VI.Z.1.            Incentive schemes should be constructed in a way necessary among others to tie the level of remuneration of members of the company’s management board and key managers to the actual long-term financial standing of the company and long-term shareholder value creation as well as the company’s stability.

VI.Z.2.            To tie the remuneration of members of the management board and key managers to the company’s long-term business and financial goals, the period between the allocation of options or other instruments linked to the company’s shares under the incentive scheme and their exercisability should be no less than two years.

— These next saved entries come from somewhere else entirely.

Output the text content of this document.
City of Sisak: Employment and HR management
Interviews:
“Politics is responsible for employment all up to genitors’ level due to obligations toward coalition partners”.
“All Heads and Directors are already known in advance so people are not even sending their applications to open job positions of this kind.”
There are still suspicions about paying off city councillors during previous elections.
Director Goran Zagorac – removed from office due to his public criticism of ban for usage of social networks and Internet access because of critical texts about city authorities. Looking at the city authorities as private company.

These principles allow to draw the following conclusions under the “Best Practice” from the perspective of the subject-matter of this blog:

– to be honest, the idea of employee shareholding or employee ownership of shares of the company has not been even mentioned, as “incentive schemes” do not necessarily involve participation in the share capital,

– even if employee shareholding were present, it would not involve common employees, contrary to worldwide tendencies, but exactly in line with Polish practice, observed by the most recent 2014 survey of the European Federation of Employee Share Ownership,

– it seems that “long-term financial standing of the company and long-term shareholder value creation as well as the company’s stability” has nothing to do with incentives common employees receive, as if they did not contribute to these factors at all.

It is striking indeed that participants of Polish capital market do not see advantages of connecting companies’ competitiveness with motivation their ordinary employees’ enjoy. I am afraid “Best Practices” cannot be awarded the highest rank in the area of employee shareownership.